With that said, for roughly the reasons Paul says above, I think I probably do have a disagreement with Richard -- I think that caring about some version of reward is pretty plausible (~50% or so). It seems pretty natural and easy to grasp to me, and because I think there will likely be continuous online training the argument that there's no notion of reward on the deployment distribution doesn't feel compelling to me.
Yeah I agree more of the value of this kind of exercise (at least within the community) is in revealing more granular disagreements about various things. But I do think there's value in establishing to more external people something high level like "It really could be soon and it's not crazy or sci fi to think so."
Can you say more about what particular applications you had in mind?
Stuff like personal assistants who write emails / do simple shopping, coding assistants that people are more excited about than they seem to be about Codex, etc.
(Like I said in the main post, I'm not totally sure what PONR refers to, but don't think I agree that the first lucrative application marks a PONR -- seems like there are a bunch of things you can do after that point, including but not limited to alignment research.)
I don't see it that way, no.
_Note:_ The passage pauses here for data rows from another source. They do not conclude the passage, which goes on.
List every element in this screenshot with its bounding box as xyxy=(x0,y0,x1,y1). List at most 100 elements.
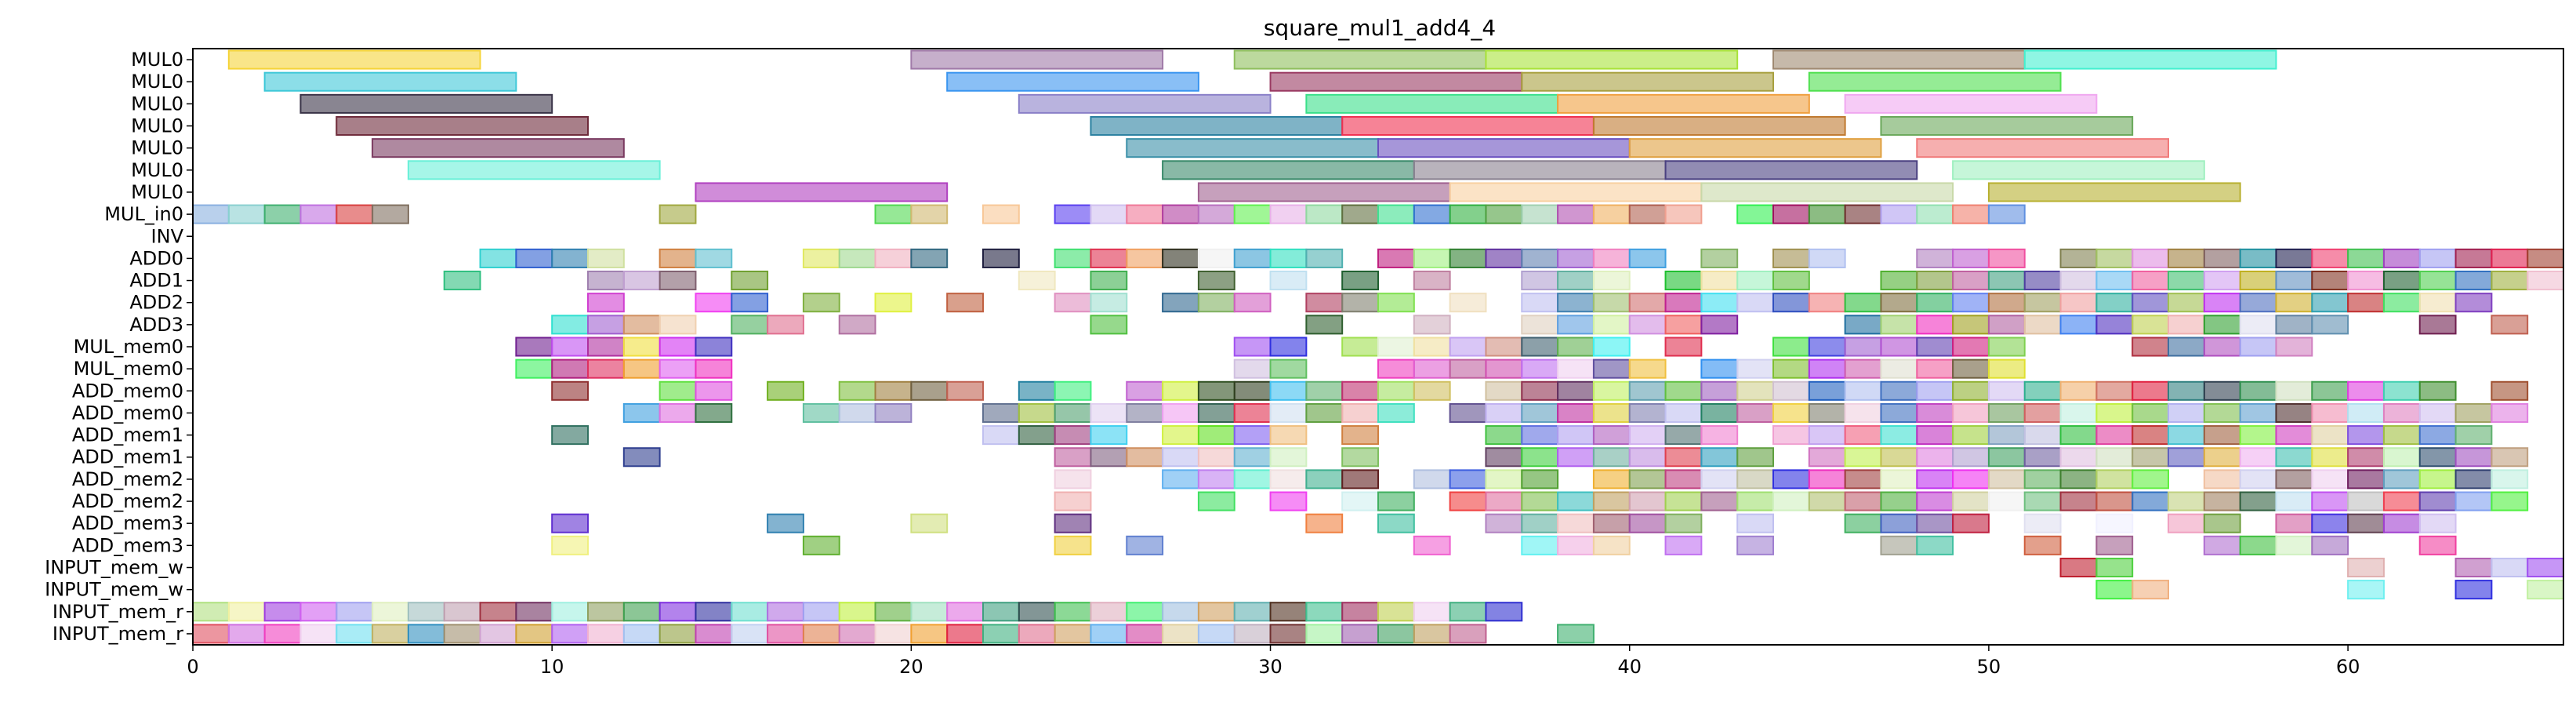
task-bar xyxy=(2491,248,2529,268)
task-bar xyxy=(1916,248,1954,268)
row-label: INPUT_mem_r xyxy=(53,623,183,645)
task-bar xyxy=(1844,380,1882,401)
task-bar xyxy=(1557,358,1595,379)
task-bar xyxy=(1952,204,1990,224)
task-bar xyxy=(1664,402,1703,423)
task-bar xyxy=(659,337,697,357)
x-tick-label: 60 xyxy=(2336,656,2360,678)
task-bar xyxy=(2168,447,2205,468)
task-bar xyxy=(1700,402,1739,423)
row-label: ADD2 xyxy=(129,292,183,314)
task-bar xyxy=(2347,425,2385,446)
task-bar xyxy=(1916,315,1954,335)
task-bar xyxy=(1628,358,1667,379)
task-bar xyxy=(802,535,840,555)
task-bar xyxy=(2275,491,2313,511)
task-bar xyxy=(1844,93,2098,114)
task-bar xyxy=(2168,248,2205,268)
task-bar xyxy=(1808,402,1846,423)
task-bar xyxy=(695,402,733,423)
task-bar xyxy=(1772,337,1810,357)
task-bar xyxy=(1592,402,1631,423)
task-bar xyxy=(1413,358,1451,379)
task-bar xyxy=(2239,425,2277,446)
task-bar xyxy=(2023,315,2062,335)
task-bar xyxy=(695,602,733,622)
task-bar xyxy=(1700,469,1739,489)
task-bar xyxy=(479,624,517,644)
task-bar xyxy=(1054,513,1092,533)
task-bar xyxy=(227,204,266,224)
task-bar xyxy=(874,402,912,423)
task-bar xyxy=(1952,248,1990,268)
task-bar xyxy=(802,402,840,423)
task-bar xyxy=(1916,447,1954,468)
task-bar xyxy=(515,624,553,644)
task-bar xyxy=(1054,469,1092,489)
task-bar xyxy=(1269,624,1308,644)
task-bar xyxy=(2203,491,2241,511)
task-bar xyxy=(946,293,984,313)
task-bar xyxy=(299,624,338,644)
task-bar xyxy=(1305,469,1344,489)
task-bar xyxy=(1485,248,1523,268)
task-bar xyxy=(2059,380,2098,401)
task-bar xyxy=(1233,469,1272,489)
task-bar xyxy=(982,204,1020,224)
task-bar xyxy=(1952,447,1990,468)
task-bar xyxy=(2418,469,2457,489)
task-bar xyxy=(2418,447,2457,468)
task-bar xyxy=(1557,624,1595,644)
task-bar xyxy=(1305,513,1344,533)
task-bar xyxy=(838,624,876,644)
task-bar xyxy=(1233,624,1272,644)
task-bar xyxy=(1987,425,2026,446)
task-bar xyxy=(2491,315,2529,335)
task-bar xyxy=(1880,380,1918,401)
task-bar xyxy=(2095,469,2134,489)
row-label: MUL_mem0 xyxy=(74,336,183,358)
task-bar xyxy=(2023,469,2062,489)
task-bar xyxy=(1628,469,1667,489)
task-bar xyxy=(551,315,590,335)
task-bar xyxy=(2311,315,2349,335)
task-bar xyxy=(1449,402,1487,423)
task-bar xyxy=(1377,138,1631,158)
task-bar xyxy=(2311,535,2349,555)
task-bar xyxy=(2059,557,2098,578)
row-label: ADD_mem3 xyxy=(72,534,183,556)
task-bar xyxy=(2168,402,2205,423)
task-bar xyxy=(1952,358,1990,379)
task-bar xyxy=(1628,425,1667,446)
task-bar xyxy=(515,358,553,379)
task-bar xyxy=(1197,293,1235,313)
task-bar xyxy=(1197,425,1235,446)
task-bar xyxy=(659,204,697,224)
task-bar xyxy=(1341,115,1595,136)
task-bar xyxy=(1054,447,1092,468)
task-bar xyxy=(1485,469,1523,489)
task-bar xyxy=(551,535,590,555)
task-bar xyxy=(1018,624,1056,644)
task-bar xyxy=(1736,204,1775,224)
task-bar xyxy=(731,293,769,313)
task-bar xyxy=(2491,469,2529,489)
task-bar xyxy=(1413,248,1451,268)
x-tick-label: 50 xyxy=(1977,656,2001,678)
task-bar xyxy=(731,602,769,622)
task-bar xyxy=(587,358,625,379)
task-bar xyxy=(1880,358,1918,379)
task-bar xyxy=(2382,402,2421,423)
x-tick-label: 30 xyxy=(1258,656,1283,678)
row-label: INPUT_mem_w xyxy=(45,556,183,578)
task-bar xyxy=(2203,315,2241,335)
task-bar xyxy=(2168,513,2205,533)
task-bar xyxy=(2275,380,2313,401)
task-bar xyxy=(1090,602,1128,622)
task-bar xyxy=(659,624,697,644)
task-bar xyxy=(1413,204,1451,224)
task-bar xyxy=(2347,271,2385,291)
task-bar xyxy=(1844,402,1882,423)
task-bar xyxy=(2059,425,2098,446)
task-bar xyxy=(695,248,733,268)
Today's coding models can help automate some parts of the ML researcher workflow a little bit, and I think tomorrow's coding models will automate more and more complex parts, and so on. I think this expansion could be pretty rapid, but I don't think it'll look like "not much going on until something snaps into place."
(Coherence aside, when I now look at that number it does seem a bit too high, and I feel tempted to move it to 2027-2028, but I dunno, that kind of intuition is likely to change quickly from day to day.)
Hm, yeah, I bet if I reflected more things would shift around, but I'm not sure the fact that there's a shortish period where the per-year probability is very elevated followed by a longer period with lower per-year probability is actually a bad sign.
Roughly speaking, right now we're in an AI boom where spending on compute for training big models is going up rapidly, and it's fairly easy to actually increase spending quickly because the current levels are low. There's some chance of transformative AI in the middle of this spending boom -- and because resource inputs are going up a ton each year, the probability of TAI by date X would also be increasing pretty rapidly.
But the current spending boom is pretty unsustainable if it doesn't lead to TAI. At some point in the 2040s or 50s, if we haven't gotten transformative AI by then, we'll have been spending 10s of billions training models, and it won't be that easy to keep ramping up quickly from there. And then because the input growth will have slowed, the increase in probability from one year to the next will also slow. (That said, not sure how this works out exactly.)
Where does the selection come from? Will the designers toss a really impressive AI for not getting reward on that one timestep? I think not.
I was talking about gradient descent here, not designers.
I don't think this is right -- the main hype effect of chatGPT over previous models feels like it's just because it was in a convenient chat interface that was easy to use and free. My guess is that if you did a head-to-head comparison of RLHF and kludgey random hacks involving imitation and prompt engineering, they'd seem similarly cool to a random journalist / VC, and generate similar excitement.